Friedrich Hölderlin zählt zu den bedeutendsten Lyrikern Deutschlands. Eine Einordnung seines Werks zum 250. Geburtstag des Dichters.

Von Johann Kreuzer 20.03.2020

Hölderlin, wie Hegel und Beethoven 1770 geboren, ist im Hinblick darauf, was sich mit seinem Namen verbindet, eigentlich eine Entdeckung des 20. Jahrhunderts. 1916 legte Norbert von Hellingrath erstmals das "Spätwerk" Hölderlins der breiteren Öffentlichkeit vor. Es war bis dahin, dem Verdikt oder der Mystifikation vom "verrückten Dichter" unterliegend, unediert geblieben. Die Hellingrath’sche Ausgabe änderte das mit ihrem Band 4 mit den "Gedichten 1800-1806" schlagartig. Er machte die Sprache von Hölderlins großer Dichtung, ihrer Pathologisierung entgegen, als "Herz, Kern und Gipfel" seines Werks und als dessen "eigentliches Vermächtnis" zugänglich.

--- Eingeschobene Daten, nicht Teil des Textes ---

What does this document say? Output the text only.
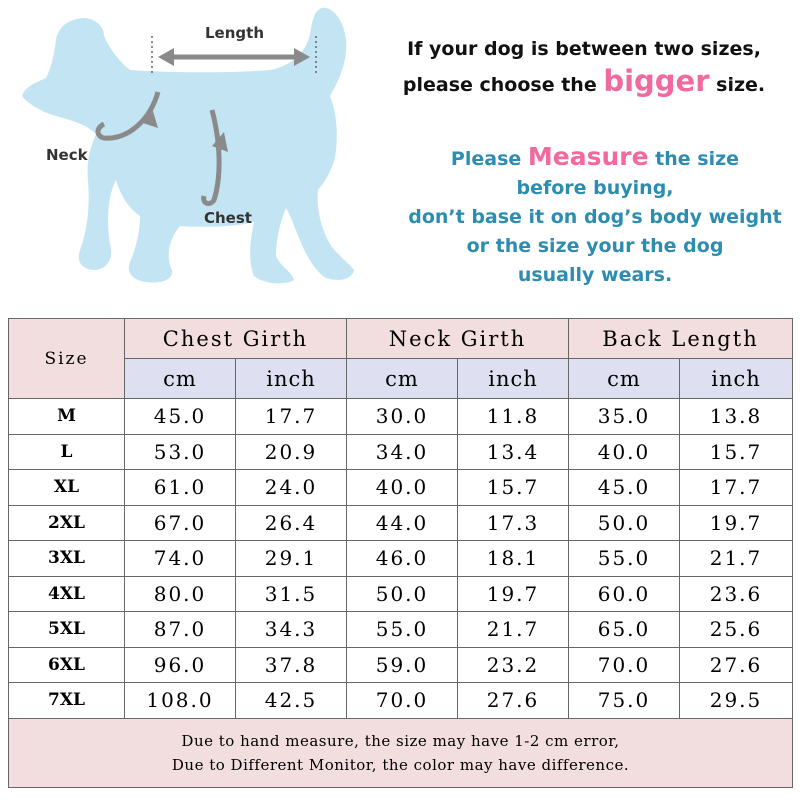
Length
Neck
Chest
If your dog is between two sizes,
please choose the bigger size.
Please Measure the size
before buying,
don’t base it on dog’s body weight
or the size your the dog
usually wears.
Size	Chest Girth		Neck Girth		Back Length	
	cm	inch	cm	inch	cm	inch
M	45.0	17.7	30.0	11.8	35.0	13.8
L	53.0	20.9	34.0	13.4	40.0	15.7
XL	61.0	24.0	40.0	15.7	45.0	17.7
2XL	67.0	26.4	44.0	17.3	50.0	19.7
3XL	74.0	29.1	46.0	18.1	55.0	21.7
4XL	80.0	31.5	50.0	19.7	60.0	23.6
5XL	87.0	34.3	55.0	21.7	65.0	25.6
6XL	96.0	37.8	59.0	23.2	70.0	27.6
7XL	108.0	42.5	70.0	27.6	75.0	29.5

Due to hand measure, the size may have 1-2 cm error,
Due to Different Monitor, the color may have difference.						
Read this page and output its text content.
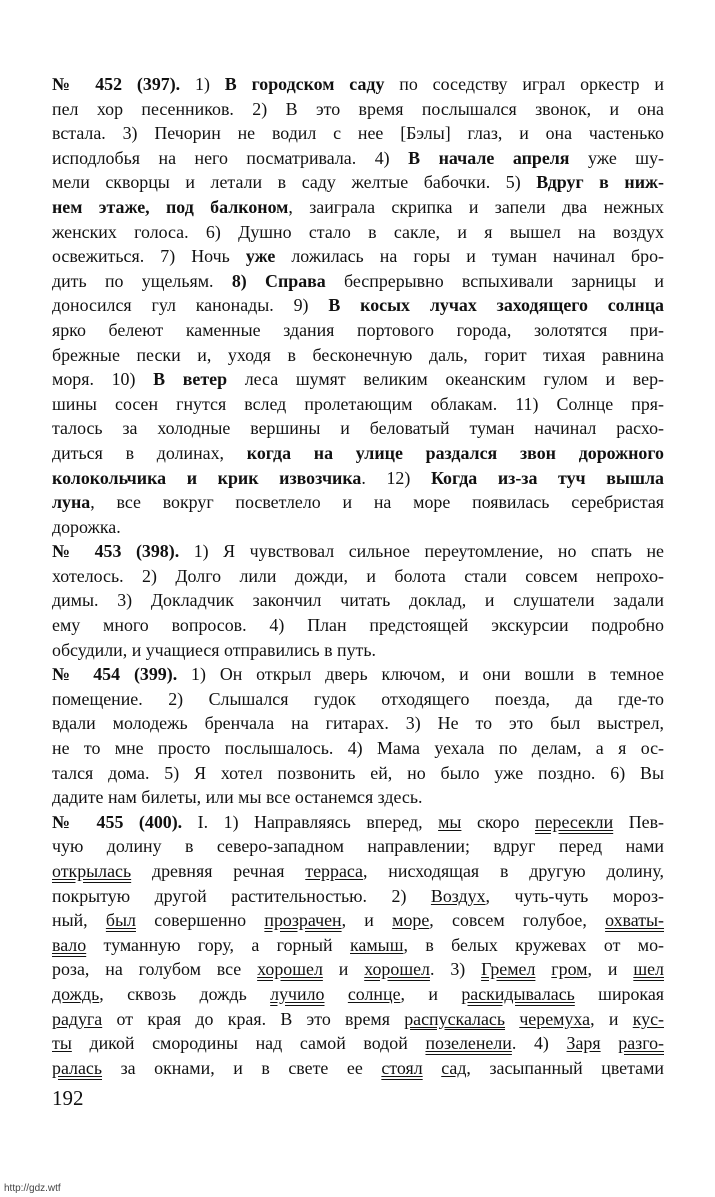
№ 452 (397). 1) В городском саду по соседству играл оркестр и
пел хор песенников. 2) В это время послышался звонок, и она
встала. 3) Печорин не водил с нее [Бэлы] глаз, и она частенько
исподлобья на него посматривала. 4) В начале апреля уже шу-
мели скворцы и летали в саду желтые бабочки. 5) Вдруг в ниж-
нем этаже, под балконом, заиграла скрипка и запели два нежных
женских голоса. 6) Душно стало в сакле, и я вышел на воздух
освежиться. 7) Ночь уже ложилась на горы и туман начинал бро-
дить по ущельям. 8) Справа беспрерывно вспыхивали зарницы и
доносился гул канонады. 9) В косых лучах заходящего солнца
ярко белеют каменные здания портового города, золотятся при-
брежные пески и, уходя в бесконечную даль, горит тихая равнина
моря. 10) В ветер леса шумят великим океанским гулом и вер-
шины сосен гнутся вслед пролетающим облакам. 11) Солнце пря-
талось за холодные вершины и беловатый туман начинал расхо-
диться в долинах, когда на улице раздался звон дорожного
колокольчика и крик извозчика. 12) Когда из-за туч вышла
луна, все вокруг посветлело и на море появилась серебристая
дорожка.
№ 453 (398). 1) Я чувствовал сильное переутомление, но спать не
хотелось. 2) Долго лили дожди, и болота стали совсем непрохо-
димы. 3) Докладчик закончил читать доклад, и слушатели задали
ему много вопросов. 4) План предстоящей экскурсии подробно
обсудили, и учащиеся отправились в путь.
№ 454 (399). 1) Он открыл дверь ключом, и они вошли в темное
помещение. 2) Слышался гудок отходящего поезда, да где-то
вдали молодежь бренчала на гитарах. 3) Не то это был выстрел,
не то мне просто послышалось. 4) Мама уехала по делам, а я ос-
тался дома. 5) Я хотел позвонить ей, но было уже поздно. 6) Вы
дадите нам билеты, или мы все останемся здесь.
№ 455 (400). I. 1) Направляясь вперед, мы скоро пересекли Пев-
чую долину в северо-западном направлении; вдруг перед нами
открылась древняя речная терраса, нисходящая в другую долину,
покрытую другой растительностью. 2) Воздух, чуть-чуть мороз-
ный, был совершенно прозрачен, и море, совсем голубое, охваты-
вало туманную гору, а горный камыш, в белых кружевах от мо-
роза, на голубом все хорошел и хорошел. 3) Гремел гром, и шел
дождь, сквозь дождь лучило солнце, и раскидывалась широкая
радуга от края до края. В это время распускалась черемуха, и кус-
ты дикой смородины над самой водой позеленели. 4) Заря разго-
ралась за окнами, и в свете ее стоял сад, засыпанный цветами
192
http://gdz.wtf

Hölderlins Werk wurde zu einer zentralen Referenz soziokultureller Neuverständigung im Kontext des Sinnvakuums, das der Katastrophe des Ersten Weltkriegs folgte. Es wurde zum neuen Maß nicht nur (in) der Dichtung, sondern auch und gerade für die Fragestellungen, die nach dem "langen" bürgerlichen 19. Jahrhundert mit seiner Wissenschaftsgläubigkeit auf der Tagesordnung gesellschaftlicher Selbstverständigung standen.

Das gilt insbesondere für die Philosophie. Hier war Walter Benjamin einer der ersten, der die maßstabsetzende Bedeutung Hölderlins erkannte, etwas später wird Martin Heidegger auf ihn stoßen und die geschichtliche Bestimmung der Philosophie in der Erkenntnis der Notwendigkeit gipfeln lassen, "Hölderlins Wort das Gehör zu schaffen". In vergleichbarer Weise gilt Theodor W. Adorno die Sprachwirklichkeit, die beim "späten Hölderlin philosophisch der Philosophie voraus ist", als Maßstab für Dichtung und Philosophie.

Die Hölderlin seit seiner Neuentdeckung zugesprochene Rolle war und ist nicht nur gelegentlich mit hohem Pathos und mit projektivem Mechanismen verbunden. Die Frage, worin dieses projektive Pathos gründet, bedarf der Antwort nicht nur, um Prophylaxe gegenüber Mißbrauch zu üben, sondern nicht zuletzt deshalb, weil die aus dieser Frage folgenden Antworten die Gegenwart Hölderlins gerade auch zu Beginn des 21. Jahrhunderts am besten bezeugen.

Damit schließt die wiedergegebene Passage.